Boyda: Stamp Out Shoe Tariff

Nearly all shoes sold in the United States, 99%, come from overseas, making a shoe tariff, as high as 67.5%, nearly unavoidable, according to Rep. Nancy Boyda (2nd dist.).

The duties collected from the shoe tariff adds 1.9 billion dollars to government coffers, but is then passed on to the consumer "to the tune of for to five-billion dollars every year," said the Congresswoman.

To help ease the burden on working families, Rep. Boyda has joined with Rep. Joseph Crowley (R-New York) and Kevin Brady (R-Texas) to sponsor the Affordable Footwear Act (HR3934/ S2372), abolishing the tariff.

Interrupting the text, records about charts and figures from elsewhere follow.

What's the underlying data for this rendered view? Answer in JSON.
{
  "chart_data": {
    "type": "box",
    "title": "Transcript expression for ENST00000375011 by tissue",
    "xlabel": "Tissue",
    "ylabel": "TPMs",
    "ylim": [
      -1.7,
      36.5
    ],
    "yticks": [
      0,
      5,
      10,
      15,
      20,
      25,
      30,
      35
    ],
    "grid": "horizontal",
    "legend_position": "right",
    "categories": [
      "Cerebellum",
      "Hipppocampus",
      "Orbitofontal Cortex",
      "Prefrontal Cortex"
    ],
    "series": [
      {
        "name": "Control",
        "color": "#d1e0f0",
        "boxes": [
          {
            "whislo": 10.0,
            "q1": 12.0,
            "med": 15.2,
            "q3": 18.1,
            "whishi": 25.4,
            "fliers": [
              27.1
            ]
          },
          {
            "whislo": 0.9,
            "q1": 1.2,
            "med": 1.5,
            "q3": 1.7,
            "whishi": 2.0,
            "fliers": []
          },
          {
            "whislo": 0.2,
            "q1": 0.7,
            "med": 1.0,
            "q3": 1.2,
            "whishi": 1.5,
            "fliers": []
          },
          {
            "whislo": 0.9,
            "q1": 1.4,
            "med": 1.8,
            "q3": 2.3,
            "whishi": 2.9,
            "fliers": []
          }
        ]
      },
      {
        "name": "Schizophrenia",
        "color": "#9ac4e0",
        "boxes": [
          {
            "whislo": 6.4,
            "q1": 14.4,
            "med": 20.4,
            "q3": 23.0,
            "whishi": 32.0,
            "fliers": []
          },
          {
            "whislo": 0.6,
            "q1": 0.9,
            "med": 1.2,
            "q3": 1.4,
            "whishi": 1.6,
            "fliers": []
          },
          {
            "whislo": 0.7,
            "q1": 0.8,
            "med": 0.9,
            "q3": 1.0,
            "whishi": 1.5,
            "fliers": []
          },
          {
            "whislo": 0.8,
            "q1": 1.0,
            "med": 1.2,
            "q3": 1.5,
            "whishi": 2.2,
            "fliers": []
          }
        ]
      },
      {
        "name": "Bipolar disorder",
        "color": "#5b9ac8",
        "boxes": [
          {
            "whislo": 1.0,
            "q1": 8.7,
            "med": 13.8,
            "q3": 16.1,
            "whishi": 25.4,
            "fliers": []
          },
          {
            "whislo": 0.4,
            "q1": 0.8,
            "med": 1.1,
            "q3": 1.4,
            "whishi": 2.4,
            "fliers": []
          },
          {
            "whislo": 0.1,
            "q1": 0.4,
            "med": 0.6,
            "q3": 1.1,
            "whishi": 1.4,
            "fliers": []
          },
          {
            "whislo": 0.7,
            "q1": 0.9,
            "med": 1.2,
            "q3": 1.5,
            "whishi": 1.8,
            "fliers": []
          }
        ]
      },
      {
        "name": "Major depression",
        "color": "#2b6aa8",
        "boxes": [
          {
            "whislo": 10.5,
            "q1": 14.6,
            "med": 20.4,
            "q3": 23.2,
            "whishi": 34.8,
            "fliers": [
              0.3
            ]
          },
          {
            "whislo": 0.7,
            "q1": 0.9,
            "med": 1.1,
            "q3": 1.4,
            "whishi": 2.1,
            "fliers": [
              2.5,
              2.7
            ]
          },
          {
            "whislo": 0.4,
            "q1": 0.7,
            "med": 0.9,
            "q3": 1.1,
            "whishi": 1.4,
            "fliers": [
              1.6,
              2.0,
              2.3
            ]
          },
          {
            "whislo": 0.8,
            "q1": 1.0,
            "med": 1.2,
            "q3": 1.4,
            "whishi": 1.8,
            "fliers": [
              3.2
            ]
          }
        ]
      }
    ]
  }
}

Boyda's office cites the support of U.S. shoemakers such as Matt Rubel, CEO and president of Collective Brands, Inc. parent company of Payless ShoeSource and The Stride Rite Corporation, "The tax is outdated, enacted in the 1930s and designed to protect U.S. footwear manufacturing that hasn't been present for decades, and is regressive with higher taxes on less expensive shoes."

The Affordable Footwear Act has been advocated by the Progressive Policy Institute and the Heritage Foundation, providing briefings for Congress as well as a policy paper. Introduced otriginally by Rep. Crowley, it currently has 59 co-sponsors.